Tara Betts. Arc & Hue. Detroit: Willow Books, 2009.
Tara Betts’s volume Arc & Hue rhythmically and thematically explores life in its varied experiences and personal struggles. Betts creatively portrays the tensions of negotiating the world and forging an identity. In a society in which skin color continues to determine perception, Betts reveals the feeling of betrayal of white people who mistakenly take the speaker as one of them, black people who envy her light skin and isolate her, and the painful knowledge that a mixed race woman can never fully satisfy all the expectations from distinct racial groups.
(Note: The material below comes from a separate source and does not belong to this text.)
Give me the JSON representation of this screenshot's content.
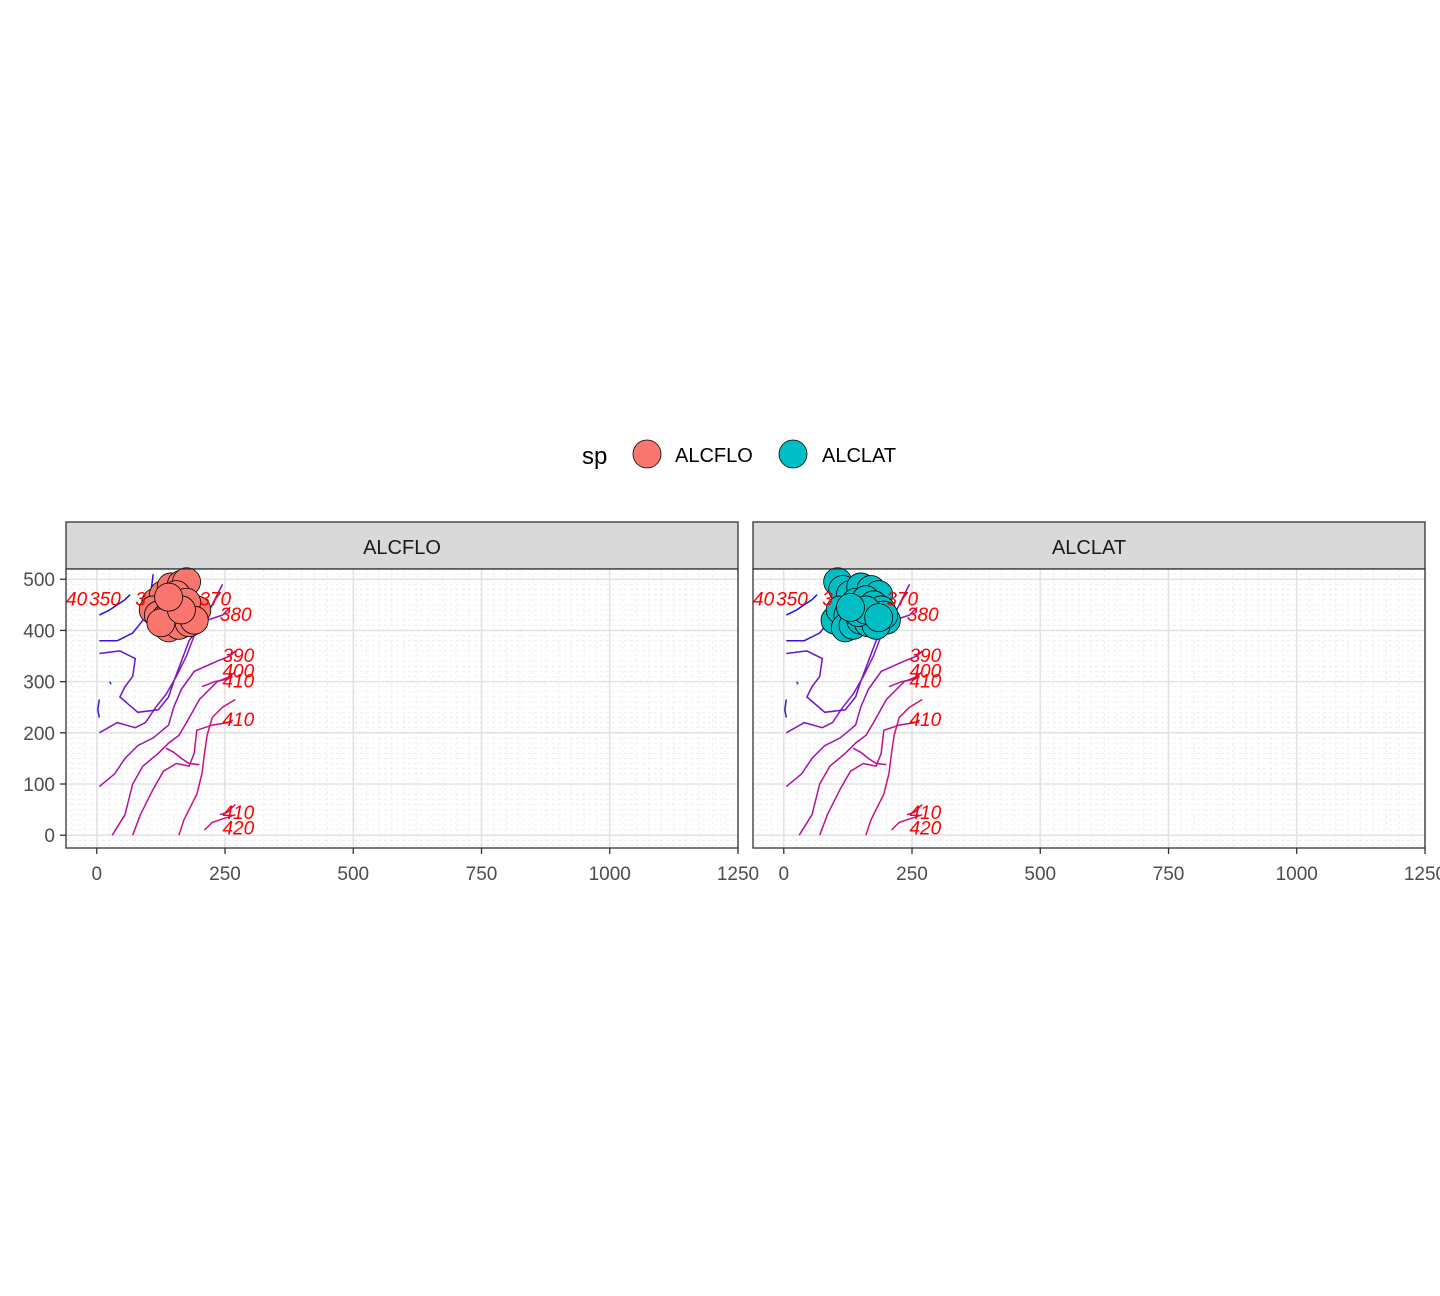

In Betts’s “What It’s Like to Be a Mixed Girl (For those of You Who Aren’t),” the speaker reveals the struggles of a girl who is “torn between tragic paths.” Other girls do not accept her because they “see / stuck up high yellow bitch / stamped on your breath,” while men pursue her because “damn I thought you was white / then asking for your number.” The speaker’s light skin is considered beautiful or preferable; however, this does not inspire the love or adoration of her peers. Rather, it alienates her as she is devalued by envious women and valued by men only for her association with white skin.
She cannot embrace being white, or attempt to “pass,” because then “waking up your voice reminds you / You’re Black.” Because our society still regularly presents blackness as a problem or negative especially in comparison to whiteness, the speaker finds herself in difficult positions and left to create her own sense of identity that defies the confusion and troubled misperceptions of her world.